2. de volgende regeringsmissives:

een, van de minister van Buitenlandse Zaken, ten geleide van de kabinetsreactie advies van de Commissie van Advies inzake Volkenrechtelijke Vraagstukken (CAVV) inzake de latere overeenstemming en latere praktijk met betrekking tot de interpretatie van verdragen (griffienr. 162894);

een, van alsvoren, ten geleide van een lijst van in voorbereiding zijnde verdragen waarover thans wordt onderhandeld, met als peildatum 31 maart 2018 (griffienr. 162892);

een, van alsvoren, ten geleide van de geannoteerde agenda Raad Buitenlandse Zaken van 16 april 2018 (griffienr. 162891);

een, van de staatssecretaris van Binnenlandse Zaken en Koninkrijksrelaties, inzake Wet op de architectentitel (griffienr. 162831);

een, van alsvoren, inzake reactie brief Clyde van Putten d.d. 25 februari 2018 (griffienr. 162830);

een, van de minister van Onderwijs, Cultuur en Wetenschap en de minister voor Basis- en Voortgezet Onderwijs en Media, inzake beleidsreactie op de Staat van het Onderwijs 2016-2017 (griffienr. 162902);

een, van de minister voor Basis- en Voortgezet Onderwijs en Media, ten geleide van het Jaarverslag College voor Toetsen en Examens 2017 (griffienr. 162890);

een, van de minister van Landbouw, Natuur en Voedselkwaliteit, ten geleide van de geannoteerde agenda Landbouw- en Visserijraad 16 april 2018 (griffienr. 162826);

een, van de staatssecretaris van Sociale Zaken en Werkgelegenheid, inzake Gemeentenieuws van SZW (vh Verzamelbrief aan gemeenten 2018-1) (griffienr. 162904);

een, van de staatssecretaris van Volksgezondheid, Welzijn en Sport, ten geleide van de geannoteerde agenda informele EU-Gezondheidsraad Socia (Bulgarije) 23 april 2018 (griffienr. 162898).

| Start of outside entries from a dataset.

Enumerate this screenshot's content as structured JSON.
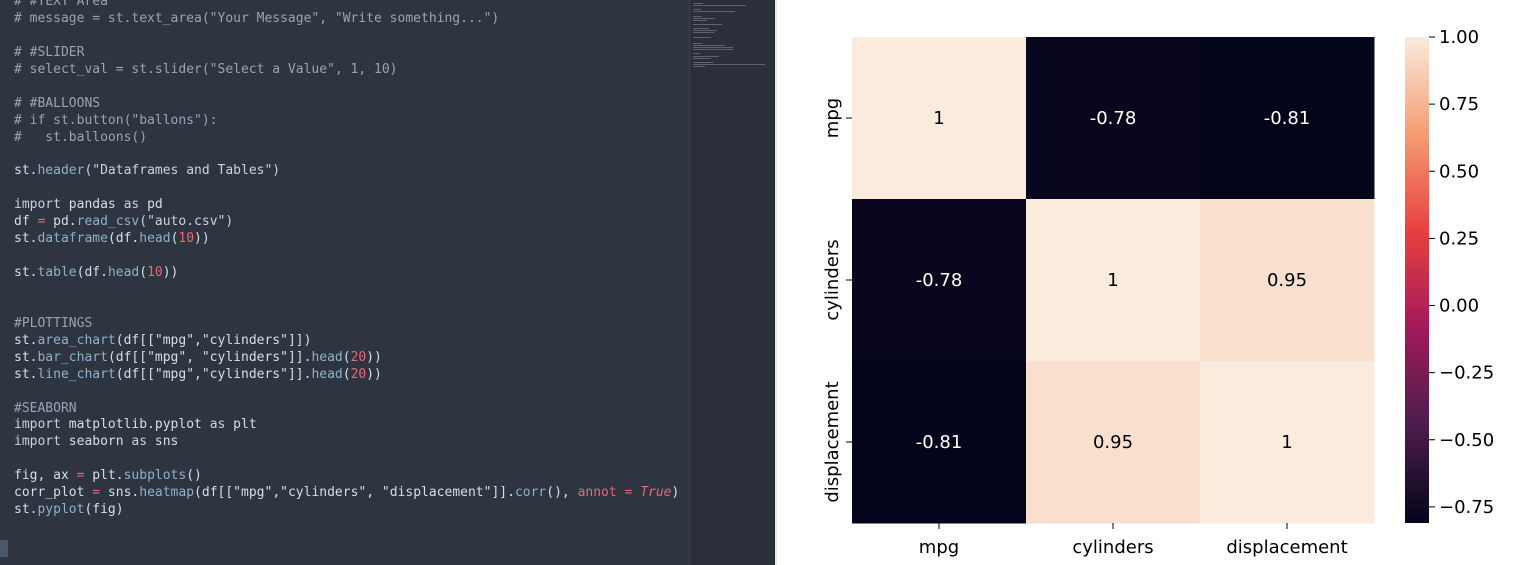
{
  "editor": {
    "code_lines": [
      [
        [
          "# #TEXT Area",
          "comment"
        ]
      ],
      [
        [
          "# message = st.text_area(\"Your Message\", \"Write something...\")",
          "comment"
        ]
      ],
      [
        [
          "",
          "plain"
        ]
      ],
      [
        [
          "# #SLIDER",
          "comment"
        ]
      ],
      [
        [
          "# select_val = st.slider(\"Select a Value\", 1, 10)",
          "comment"
        ]
      ],
      [
        [
          "",
          "plain"
        ]
      ],
      [
        [
          "# #BALLOONS",
          "comment"
        ]
      ],
      [
        [
          "# if st.button(\"ballons\"):",
          "comment"
        ]
      ],
      [
        [
          "#   st.balloons()",
          "comment"
        ]
      ],
      [
        [
          "",
          "plain"
        ]
      ],
      [
        [
          "st.",
          "plain"
        ],
        [
          "header",
          "fn"
        ],
        [
          "(\"Dataframes and Tables\")",
          "str"
        ]
      ],
      [
        [
          "",
          "plain"
        ]
      ],
      [
        [
          "import",
          "kw"
        ],
        [
          " pandas ",
          "plain"
        ],
        [
          "as",
          "kw"
        ],
        [
          " pd",
          "plain"
        ]
      ],
      [
        [
          "df ",
          "plain"
        ],
        [
          "=",
          "op"
        ],
        [
          " pd.",
          "plain"
        ],
        [
          "read_csv",
          "fn"
        ],
        [
          "(\"auto.csv\")",
          "str"
        ]
      ],
      [
        [
          "st.",
          "plain"
        ],
        [
          "dataframe",
          "fn"
        ],
        [
          "(df.",
          "plain"
        ],
        [
          "head",
          "fn"
        ],
        [
          "(",
          "plain"
        ],
        [
          "10",
          "num"
        ],
        [
          "))",
          "plain"
        ]
      ],
      [
        [
          "",
          "plain"
        ]
      ],
      [
        [
          "st.",
          "plain"
        ],
        [
          "table",
          "fn"
        ],
        [
          "(df.",
          "plain"
        ],
        [
          "head",
          "fn"
        ],
        [
          "(",
          "plain"
        ],
        [
          "10",
          "num"
        ],
        [
          "))",
          "plain"
        ]
      ],
      [
        [
          "",
          "plain"
        ]
      ],
      [
        [
          "",
          "plain"
        ]
      ],
      [
        [
          "#PLOTTINGS",
          "comment"
        ]
      ],
      [
        [
          "st.",
          "plain"
        ],
        [
          "area_chart",
          "fn"
        ],
        [
          "(df[[\"mpg\",\"cylinders\"]])",
          "plain"
        ]
      ],
      [
        [
          "st.",
          "plain"
        ],
        [
          "bar_chart",
          "fn"
        ],
        [
          "(df[[\"mpg\", \"cylinders\"]].",
          "plain"
        ],
        [
          "head",
          "fn"
        ],
        [
          "(",
          "plain"
        ],
        [
          "20",
          "num"
        ],
        [
          "))",
          "plain"
        ]
      ],
      [
        [
          "st.",
          "plain"
        ],
        [
          "line_chart",
          "fn"
        ],
        [
          "(df[[\"mpg\",\"cylinders\"]].",
          "plain"
        ],
        [
          "head",
          "fn"
        ],
        [
          "(",
          "plain"
        ],
        [
          "20",
          "num"
        ],
        [
          "))",
          "plain"
        ]
      ],
      [
        [
          "",
          "plain"
        ]
      ],
      [
        [
          "#SEABORN",
          "comment"
        ]
      ],
      [
        [
          "import",
          "kw"
        ],
        [
          " matplotlib.pyplot ",
          "plain"
        ],
        [
          "as",
          "kw"
        ],
        [
          " plt",
          "plain"
        ]
      ],
      [
        [
          "import",
          "kw"
        ],
        [
          " seaborn ",
          "plain"
        ],
        [
          "as",
          "kw"
        ],
        [
          " sns",
          "plain"
        ]
      ],
      [
        [
          "",
          "plain"
        ]
      ],
      [
        [
          "fig, ax ",
          "plain"
        ],
        [
          "=",
          "op"
        ],
        [
          " plt.",
          "plain"
        ],
        [
          "subplots",
          "fn"
        ],
        [
          "()",
          "plain"
        ]
      ],
      [
        [
          "corr_plot ",
          "plain"
        ],
        [
          "=",
          "op"
        ],
        [
          " sns.",
          "plain"
        ],
        [
          "heatmap",
          "fn"
        ],
        [
          "(df[[\"mpg\",\"cylinders\", \"displacement\"]].",
          "plain"
        ],
        [
          "corr",
          "fn"
        ],
        [
          "(), ",
          "plain"
        ],
        [
          "annot",
          "op"
        ],
        [
          " = ",
          "op"
        ],
        [
          "True",
          "true"
        ],
        [
          ")",
          "plain"
        ]
      ],
      [
        [
          "st.",
          "plain"
        ],
        [
          "pyplot",
          "fn"
        ],
        [
          "(fig)",
          "plain"
        ]
      ]
    ]
  },
  "chart_data": {
    "type": "heatmap",
    "x_labels": [
      "mpg",
      "cylinders",
      "displacement"
    ],
    "y_labels": [
      "mpg",
      "cylinders",
      "displacement"
    ],
    "values": [
      [
        1,
        -0.78,
        -0.81
      ],
      [
        -0.78,
        1,
        0.95
      ],
      [
        -0.81,
        0.95,
        1
      ]
    ],
    "annotations": [
      [
        "1",
        "-0.78",
        "-0.81"
      ],
      [
        "-0.78",
        "1",
        "0.95"
      ],
      [
        "-0.81",
        "0.95",
        "1"
      ]
    ],
    "colorbar": {
      "min": -0.81,
      "max": 1.0,
      "ticks": [
        1.0,
        0.75,
        0.5,
        0.25,
        0.0,
        -0.25,
        -0.5,
        -0.75
      ],
      "tick_labels": [
        "1.00",
        "0.75",
        "0.50",
        "0.25",
        "0.00",
        "−0.25",
        "−0.50",
        "−0.75"
      ],
      "colormap": [
        "#03051a",
        "#4c1d4b",
        "#a11a5b",
        "#e83f3f",
        "#f69c73",
        "#faebdd"
      ]
    }
  }
}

De Voorzitter stelt voor deze missives voor kennisgeving aan te nemen. De bijlagen zijn neergelegd op de afdeling inhoudelijke ondersteuning ter inzage voor de leden;

3. de volgende missive:

een, van de Algemene Rekenkamer, ten geleide van het jaarverslag over 2017 (griffienr. 162901).

De Voorzitter stelt voor deze missive voor kennisgeving aan te nemen. De bijlage is neergelegd op de afdeling inhoudelijke ondersteuning ter inzage voor de leden;

4. de volgende geschriften:

een, van L.L.B.G., inzake privacy en identiteitsfraude (griffienr. 162887).

Dit geschrift wordt van belang geacht voor de leden van de commissie voor Justitie en Veiligheid;

een, van R.S., inzake wetsvoorstel 34 832 (Samenvoeging gemeenten Noordwijk en Noordwijkerhout) (griffienrs. 162828 en 162828.01);

een, van F.A.H.B. te A., inzake raadgevend referendum )(34854) (griffienr. 162578.09);

een, van M.A.S. te A., inzake herstel van de hoek van de Alblasserwaard (griffienr. 162535.01);

een, van W.F., inzake verbouwing Binnenhof versus directe omgeving Lange Poten (griffienr. 158269.22).

Deze geschriften worden van belang geacht voor de leden van de commissie voor Binnenlandse Zaken en de Hoge Colleges van Staat/Algemene Zaken en Huis van de Koning;

een, van J.J., inzake neurotische rusteloosheid (griffienr. 162833);

een, van H.D., inzake persoonlijk verzoek (houtstook) (griffienr. 162534.01).

Deze geschriften worden van belang geacht voor de leden van de commissie voor Infrastructuur, Waterstaat en Omgeving;

een, van P.L.J. te W., inzake open e-mail aan alle leden van Eerste en Tweede Kamer inzake seniorbescherming (griffienr. 162885);

een, van E.N., inzake boosheid over de zorgverzekeringswet (griffienr. 162915).

Deze geschriften worden van belang geacht voor de leden van de commissie voor Volksgezondheid, Welzijn en Sport;

een, van J.P.M.Z., inzake NL in 2022 ...19 miljoen inwoners (griffienr. 162827).

Dit geschrift wordt van belang geacht voor de leden van de commissie voor Immigratie en Asiel/JBZ-Raad.

De Voorzitter stelt voor deze geschriften voor kennisgeving aan te nemen.